María Amparo Casar commented on the mounting pressure on the EPN government, saying that his government faces increasing complications, and that as time passes, it becomes obvious that what he promised to achieve in this legislative session was too ambitious. She writes that there is simply too much to discuss, alter and approve, too many people to appoint and too many crises to deal with. The future of the Pacto por Mexico is also uncertain, particularly given the leadership change in both the PRD and PAN which will occur in December. In addition to this, EPN faces resistance from the business community, who are displeased with how the fiscal reform will impact them if it is passed. The middle class, hit hard in the latest tax reform initiative, is also unhappy. And the lower classes are yet to benefit from social programs, greater government spending on services, and decreasing unemployment rates. Ultimately, she asked who the government can count on.
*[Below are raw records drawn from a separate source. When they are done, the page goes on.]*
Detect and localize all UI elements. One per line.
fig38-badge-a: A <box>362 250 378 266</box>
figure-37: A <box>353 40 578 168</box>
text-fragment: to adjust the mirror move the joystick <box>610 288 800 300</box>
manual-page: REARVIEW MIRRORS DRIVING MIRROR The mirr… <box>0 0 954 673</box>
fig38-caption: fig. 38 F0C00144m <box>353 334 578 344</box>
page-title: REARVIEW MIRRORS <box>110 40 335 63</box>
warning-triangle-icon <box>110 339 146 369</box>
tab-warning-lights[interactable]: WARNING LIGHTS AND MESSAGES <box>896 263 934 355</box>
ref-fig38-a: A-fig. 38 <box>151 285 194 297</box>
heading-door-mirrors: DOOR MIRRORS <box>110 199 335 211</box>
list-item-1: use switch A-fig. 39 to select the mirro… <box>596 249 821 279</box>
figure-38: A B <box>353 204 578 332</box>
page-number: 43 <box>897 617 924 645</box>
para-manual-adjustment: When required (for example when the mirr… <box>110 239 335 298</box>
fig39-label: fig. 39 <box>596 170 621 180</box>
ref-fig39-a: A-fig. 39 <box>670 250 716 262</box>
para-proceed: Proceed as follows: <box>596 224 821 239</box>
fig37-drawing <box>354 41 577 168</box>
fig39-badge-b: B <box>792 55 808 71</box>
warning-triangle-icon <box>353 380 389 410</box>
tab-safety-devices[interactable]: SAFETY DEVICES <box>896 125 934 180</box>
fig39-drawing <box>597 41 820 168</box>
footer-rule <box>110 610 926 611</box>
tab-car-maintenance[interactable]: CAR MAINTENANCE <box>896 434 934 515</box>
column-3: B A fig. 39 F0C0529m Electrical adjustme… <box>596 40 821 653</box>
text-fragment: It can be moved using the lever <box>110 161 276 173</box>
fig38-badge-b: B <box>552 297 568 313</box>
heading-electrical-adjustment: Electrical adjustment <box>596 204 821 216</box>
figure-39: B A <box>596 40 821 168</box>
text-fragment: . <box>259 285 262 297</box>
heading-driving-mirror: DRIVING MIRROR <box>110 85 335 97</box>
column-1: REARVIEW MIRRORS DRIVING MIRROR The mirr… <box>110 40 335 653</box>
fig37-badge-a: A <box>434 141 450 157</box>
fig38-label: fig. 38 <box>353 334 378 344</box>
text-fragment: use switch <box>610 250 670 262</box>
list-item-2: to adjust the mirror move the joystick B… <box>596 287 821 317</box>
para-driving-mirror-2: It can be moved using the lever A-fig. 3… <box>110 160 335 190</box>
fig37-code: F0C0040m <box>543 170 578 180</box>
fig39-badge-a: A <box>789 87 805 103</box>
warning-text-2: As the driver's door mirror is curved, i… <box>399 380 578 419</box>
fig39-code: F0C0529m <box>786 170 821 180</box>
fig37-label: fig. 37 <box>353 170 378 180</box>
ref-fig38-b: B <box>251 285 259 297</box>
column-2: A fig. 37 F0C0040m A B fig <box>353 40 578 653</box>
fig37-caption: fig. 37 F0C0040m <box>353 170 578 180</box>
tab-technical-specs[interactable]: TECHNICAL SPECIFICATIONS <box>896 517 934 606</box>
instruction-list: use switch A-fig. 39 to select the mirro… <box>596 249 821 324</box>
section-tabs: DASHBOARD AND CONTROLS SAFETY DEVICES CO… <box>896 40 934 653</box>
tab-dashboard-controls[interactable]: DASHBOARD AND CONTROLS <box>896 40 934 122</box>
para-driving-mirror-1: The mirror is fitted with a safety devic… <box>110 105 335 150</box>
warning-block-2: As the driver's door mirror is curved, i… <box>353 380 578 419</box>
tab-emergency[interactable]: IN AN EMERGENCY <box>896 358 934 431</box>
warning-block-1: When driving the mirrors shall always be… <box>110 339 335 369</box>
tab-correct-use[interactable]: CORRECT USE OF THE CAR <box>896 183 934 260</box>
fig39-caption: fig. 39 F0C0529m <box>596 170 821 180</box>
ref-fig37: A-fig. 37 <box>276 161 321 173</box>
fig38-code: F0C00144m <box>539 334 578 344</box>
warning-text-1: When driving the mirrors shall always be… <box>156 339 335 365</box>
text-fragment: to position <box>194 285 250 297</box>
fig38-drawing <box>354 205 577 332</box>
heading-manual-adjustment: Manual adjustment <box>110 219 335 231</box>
Later in the week, Jorge Castañeda, called for the decriminalization of marijuana in Mexico City, saying that it will reduce the number of people who are in jail or who may be put in jail for drug possession charges, that it may also shift public opinion in the capital, and that is may help to de-stigmatize the subject. José Woldenberg, reiterated his support of the fiscal reform in Los impuestos y la luna, and Lorenzo Meyer argued that Mexican leaders should not create more spaces in which the country’s national interests could clash with those of the U.S., and Mexico’s sovereignty could be compromised. Opening up the Mexican oil sector to foreign investment will further limit the nation’s sovereignty, he asserted.